How do you know if the tool you have is a drain auger? Well, it looks like a long cable (often 50 foot long) with a coilable spring on one end and a twistable handle on the other. Below is a picture.
How to Use the Drain Snake Step by Step
- Make sure you're wearing clothes that can get dirty -- this may get messy. Lay some towels down for good measure.
- Optionally, remove and clean the P-Trap. This is the curved pipe below the sink that connects your sink to the rest of your house's system. Clear this out completely before putting it back and this may resolve your issue.
- If that didn't do it, clear out the trap arm as well (as long as it isn't glued on). This is the part that is connecting the P-Trap to the wall, where it connects to the main drain. Clean this thoroughly.
- Next, push the auger through to find your obstruction. Run cold water through if you chose to keep the P-Trap on, and be sure not to force the auger in as you can damage the pipe.
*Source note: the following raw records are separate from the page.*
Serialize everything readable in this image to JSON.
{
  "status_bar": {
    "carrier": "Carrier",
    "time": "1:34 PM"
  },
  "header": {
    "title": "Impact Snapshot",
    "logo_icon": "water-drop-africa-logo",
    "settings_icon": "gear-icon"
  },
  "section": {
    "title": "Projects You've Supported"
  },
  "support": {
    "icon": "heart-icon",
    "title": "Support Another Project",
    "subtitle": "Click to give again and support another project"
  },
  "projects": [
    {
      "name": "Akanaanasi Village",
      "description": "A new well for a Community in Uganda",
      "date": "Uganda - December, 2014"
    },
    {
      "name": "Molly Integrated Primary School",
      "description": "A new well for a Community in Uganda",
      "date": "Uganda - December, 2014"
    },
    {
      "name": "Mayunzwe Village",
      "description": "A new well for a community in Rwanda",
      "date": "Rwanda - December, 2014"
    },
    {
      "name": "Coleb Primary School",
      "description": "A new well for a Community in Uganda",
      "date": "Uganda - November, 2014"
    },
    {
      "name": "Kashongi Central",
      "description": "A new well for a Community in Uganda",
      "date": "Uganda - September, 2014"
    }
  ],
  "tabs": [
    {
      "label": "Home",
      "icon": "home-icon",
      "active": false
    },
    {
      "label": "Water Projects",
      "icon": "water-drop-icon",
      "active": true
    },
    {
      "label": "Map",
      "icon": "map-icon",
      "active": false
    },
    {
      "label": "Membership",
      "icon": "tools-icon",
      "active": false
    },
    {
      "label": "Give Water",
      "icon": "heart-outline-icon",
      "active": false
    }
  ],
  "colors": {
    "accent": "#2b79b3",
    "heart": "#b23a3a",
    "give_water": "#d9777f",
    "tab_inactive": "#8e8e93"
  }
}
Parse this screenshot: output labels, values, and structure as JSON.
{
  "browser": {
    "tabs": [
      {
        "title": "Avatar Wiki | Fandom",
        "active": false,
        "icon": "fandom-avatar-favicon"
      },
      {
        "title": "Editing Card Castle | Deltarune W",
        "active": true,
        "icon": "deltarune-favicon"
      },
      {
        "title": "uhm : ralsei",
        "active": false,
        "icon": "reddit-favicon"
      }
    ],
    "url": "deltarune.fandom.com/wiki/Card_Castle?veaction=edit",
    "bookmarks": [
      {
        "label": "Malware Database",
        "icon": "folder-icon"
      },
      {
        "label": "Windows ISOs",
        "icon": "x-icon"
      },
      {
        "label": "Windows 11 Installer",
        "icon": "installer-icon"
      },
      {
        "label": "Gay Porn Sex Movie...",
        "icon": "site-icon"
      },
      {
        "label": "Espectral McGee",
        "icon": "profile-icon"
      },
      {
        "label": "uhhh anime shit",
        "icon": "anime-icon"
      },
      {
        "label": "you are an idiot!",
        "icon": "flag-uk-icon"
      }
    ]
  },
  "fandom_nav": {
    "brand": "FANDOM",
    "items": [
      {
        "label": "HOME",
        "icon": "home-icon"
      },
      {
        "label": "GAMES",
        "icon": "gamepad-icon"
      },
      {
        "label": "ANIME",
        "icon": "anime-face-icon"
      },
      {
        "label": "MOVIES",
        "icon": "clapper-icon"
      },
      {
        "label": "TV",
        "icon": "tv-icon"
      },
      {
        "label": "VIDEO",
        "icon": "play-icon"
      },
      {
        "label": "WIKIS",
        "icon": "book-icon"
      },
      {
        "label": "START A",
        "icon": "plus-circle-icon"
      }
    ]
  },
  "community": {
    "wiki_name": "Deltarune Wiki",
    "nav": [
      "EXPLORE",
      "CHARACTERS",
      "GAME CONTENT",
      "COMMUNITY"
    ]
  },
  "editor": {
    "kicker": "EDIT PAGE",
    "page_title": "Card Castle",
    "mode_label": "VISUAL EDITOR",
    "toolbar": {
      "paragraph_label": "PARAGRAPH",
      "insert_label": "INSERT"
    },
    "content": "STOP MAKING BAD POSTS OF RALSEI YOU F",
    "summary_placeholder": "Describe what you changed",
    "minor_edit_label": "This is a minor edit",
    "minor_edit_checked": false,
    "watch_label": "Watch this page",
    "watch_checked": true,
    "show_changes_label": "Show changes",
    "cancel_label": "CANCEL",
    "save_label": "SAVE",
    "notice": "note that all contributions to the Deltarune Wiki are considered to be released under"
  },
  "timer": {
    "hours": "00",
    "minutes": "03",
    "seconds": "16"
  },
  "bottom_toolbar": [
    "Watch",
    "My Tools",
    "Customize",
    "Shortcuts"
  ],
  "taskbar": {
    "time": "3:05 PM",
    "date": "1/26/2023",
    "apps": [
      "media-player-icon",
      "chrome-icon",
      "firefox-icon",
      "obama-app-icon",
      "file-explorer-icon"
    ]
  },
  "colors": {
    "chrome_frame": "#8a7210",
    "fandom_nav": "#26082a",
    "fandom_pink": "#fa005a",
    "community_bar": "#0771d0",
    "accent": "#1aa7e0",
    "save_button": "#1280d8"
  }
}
- Use the handle to uncoil the snake. Rotate the handle slowly and consistently, allowing the auger to do its thing without forcing it.
- When you find the blockage, move the snake up and down and around to clear it. Re-adjust the snake if you hear scraping. Try to only break up the blockage, not the edge of your pipes. If you need to, pull it out and redo it to get it in the right spot to clear the block.
- Continue until the resistance stops and the blockage is cleared.
- Carefully pull out the snake, put your sink back together, and try the sink to ensure it works.